APRNEWS: Le Mali a officiellement supprimé le français comme langue officielle du pays
Le Mali rejoint officiellement le Burkina en supprimant le français comme langue officielle après plus de 60 ans.
Le Mali a officiellement supprimé le français comme langue officielle du pays, suivant ainsi l’exemple du Burkina Faso. Cette décision résulte de la promulgation de la nouvelle Constitution malienne par le président de la transition, Assimi Goïta, le 22 juillet 2023. Le texte, largement adopté par référendum, déclare désormais que « les langues nationales sont les langues officielles du Mali » et que « le français est la langue de travail ».
Détails de la réforme linguistique au Mali
Avant cette réforme, le français était la seule langue officielle depuis l’indépendance du Mali en 1960.
Avec la nouvelle Constitution, 13 langues nationales (dont le bambara, le dogon, le peul, etc.) acquièrent désormais le statut de langues officielles, tandis que le français n’est plus qu’une langue de travail.
Cette modification reflète non seulement un contexte politique tendu avec la France, mais aussi l’essor de revendications identitaires et la montée du sentiment anti-français dans la région.
Conséquences et portée
Le français reste une langue largement utilisée dans l’administration, l’éducation et les affaires, mais sa rétrogradation marque un tournant symbolique fort : affirmation de l’indépendance politique et culturelle du Mali.
Ce mouvement de « défrancisation » s’inscrit dans une dynamique régionale, plusieurs pays d’Afrique de l’Ouest affichant leur volonté de renforcer l’usage de leurs langues nationales face à la domination du français hérité de la colonisation.
Le Mali se montre désormais sur la scène internationale comme un pays dont l’identité linguistique se construit sur ses langues nationales, reléguant le français à un usage fonctionnel et non institutionnel.Le Mali a effectivement rejoint le Burkina Faso en retirant le français de la liste de ses langues officielles, après plus de 60 ans.
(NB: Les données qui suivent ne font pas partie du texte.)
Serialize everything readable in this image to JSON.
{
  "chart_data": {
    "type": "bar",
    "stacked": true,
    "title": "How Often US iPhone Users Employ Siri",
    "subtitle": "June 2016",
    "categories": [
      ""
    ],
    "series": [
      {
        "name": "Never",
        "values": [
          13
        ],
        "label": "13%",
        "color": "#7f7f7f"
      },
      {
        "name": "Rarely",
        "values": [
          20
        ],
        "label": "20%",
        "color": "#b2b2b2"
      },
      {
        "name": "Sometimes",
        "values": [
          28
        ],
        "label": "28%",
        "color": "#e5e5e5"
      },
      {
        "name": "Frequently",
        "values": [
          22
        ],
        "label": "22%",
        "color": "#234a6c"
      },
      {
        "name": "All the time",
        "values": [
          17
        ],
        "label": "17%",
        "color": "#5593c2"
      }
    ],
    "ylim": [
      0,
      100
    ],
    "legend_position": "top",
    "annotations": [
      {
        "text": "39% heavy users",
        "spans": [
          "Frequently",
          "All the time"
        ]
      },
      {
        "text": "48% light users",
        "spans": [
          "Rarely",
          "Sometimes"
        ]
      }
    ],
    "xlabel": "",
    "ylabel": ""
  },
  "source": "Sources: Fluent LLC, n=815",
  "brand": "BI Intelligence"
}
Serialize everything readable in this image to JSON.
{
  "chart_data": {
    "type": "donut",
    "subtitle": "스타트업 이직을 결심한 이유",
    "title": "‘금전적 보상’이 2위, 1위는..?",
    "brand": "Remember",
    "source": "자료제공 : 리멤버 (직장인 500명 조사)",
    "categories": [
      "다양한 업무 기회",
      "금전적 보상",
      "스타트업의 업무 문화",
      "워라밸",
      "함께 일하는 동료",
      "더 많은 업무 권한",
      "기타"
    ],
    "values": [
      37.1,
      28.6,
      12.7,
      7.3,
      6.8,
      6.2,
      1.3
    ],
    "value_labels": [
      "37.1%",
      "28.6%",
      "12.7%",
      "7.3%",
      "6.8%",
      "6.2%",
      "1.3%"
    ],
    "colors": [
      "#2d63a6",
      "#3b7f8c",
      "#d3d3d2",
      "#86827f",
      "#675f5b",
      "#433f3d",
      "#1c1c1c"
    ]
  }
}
Ce changement a été acté lors de la promulgation de la nouvelle Constitution en juillet 2023 par le président Assimi Goïta. Désormais, ce sont 13 langues nationales qui deviennent langues officielles, alors que le français est relégué au statut de « langue de travail ».
Cette réforme marque un tournant symbolique : elle affirme la volonté politique malienne de valoriser les langues locales et de s’éloigner de l’héritage colonial français, notamment dans un contexte de relations diplomatiques particulièrement tendues avec la France. Malgré cette rétrogradation, le français restera encore présent dans l’administration, l’éducation et la vie quotidienne, mais il ne bénéficie plus du statut institutionnel de langue officielle.